The Shi’ah problem is probably the most formidable in this country. We were discussing it last night at an extremely interesting dinner party in my house… ‘Abdul Majid said “What are you going to do if the chief mujtahid, whose voice is the voice of God, issues a fatwah that no Shi’ah is to sit in the Legislative Assembly … or when a law is being debated, suppose the mujtahid cuts in with a fatwah that it’s against canon law and must be rejected, irrespective of other considerations?” Imagine the Pope excercising real temporal authority in Italy and obstructing the Govt at every turn, and you have the position.
The remedy is, over time, that which has been found in Italy. Pope and mujtahid end by being regarded merely as silly old men; but we haven’t reached that stage here yet. But if you’re going to have anything like really representative institutions – always remember that the Turks hadn’t; there wasn’t a single Shi’ah deputy – you would have a majority of Shi’ahs.

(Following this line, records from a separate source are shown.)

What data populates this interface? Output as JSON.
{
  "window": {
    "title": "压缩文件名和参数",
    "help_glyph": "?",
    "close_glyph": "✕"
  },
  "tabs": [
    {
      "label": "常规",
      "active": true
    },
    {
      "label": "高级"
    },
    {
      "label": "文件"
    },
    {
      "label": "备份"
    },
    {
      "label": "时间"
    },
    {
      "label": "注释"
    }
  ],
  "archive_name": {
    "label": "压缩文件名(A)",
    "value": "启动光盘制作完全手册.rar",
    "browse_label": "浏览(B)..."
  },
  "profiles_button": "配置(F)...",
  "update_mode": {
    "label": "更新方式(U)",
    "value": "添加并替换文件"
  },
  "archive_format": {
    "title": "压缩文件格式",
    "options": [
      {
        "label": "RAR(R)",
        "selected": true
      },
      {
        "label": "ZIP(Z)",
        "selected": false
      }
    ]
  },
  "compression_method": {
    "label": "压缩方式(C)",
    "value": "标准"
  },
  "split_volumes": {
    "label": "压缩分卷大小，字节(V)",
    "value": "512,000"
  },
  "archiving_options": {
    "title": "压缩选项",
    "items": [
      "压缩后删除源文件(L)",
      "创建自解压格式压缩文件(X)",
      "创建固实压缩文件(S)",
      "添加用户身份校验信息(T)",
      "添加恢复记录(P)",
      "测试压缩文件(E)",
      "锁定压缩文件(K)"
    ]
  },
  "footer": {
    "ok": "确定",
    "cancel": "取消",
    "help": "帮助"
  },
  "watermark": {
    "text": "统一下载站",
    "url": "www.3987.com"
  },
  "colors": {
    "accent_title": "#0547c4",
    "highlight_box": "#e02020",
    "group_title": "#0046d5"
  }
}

For that reason as ‘Abdul Majid wisely said, you can never have 3 completely autonomous provinces. Sunni Mosul must be retained as a part of the Mesopotamian state in order to adjust the balance. But to my mind it’s one of the main arguments for giving Mesopotamia responsible govt. We as outsiders can’t differentiate between Sunni and Shi’ah, but leave it to them and they’ll get over the difficulty by some kind of hanky panky, just as the Turks did, and for the present it’s the only way of getting over it.
I don’t for a moment doubt that the final authority must be in the hands of the Sunnis, in spite of their numerical inferiority; otherwise you will have a mujtahid-run, theocratic state, which is the very devil.
—Gertrude Bell, letter to her father, Oct. 3, 1920.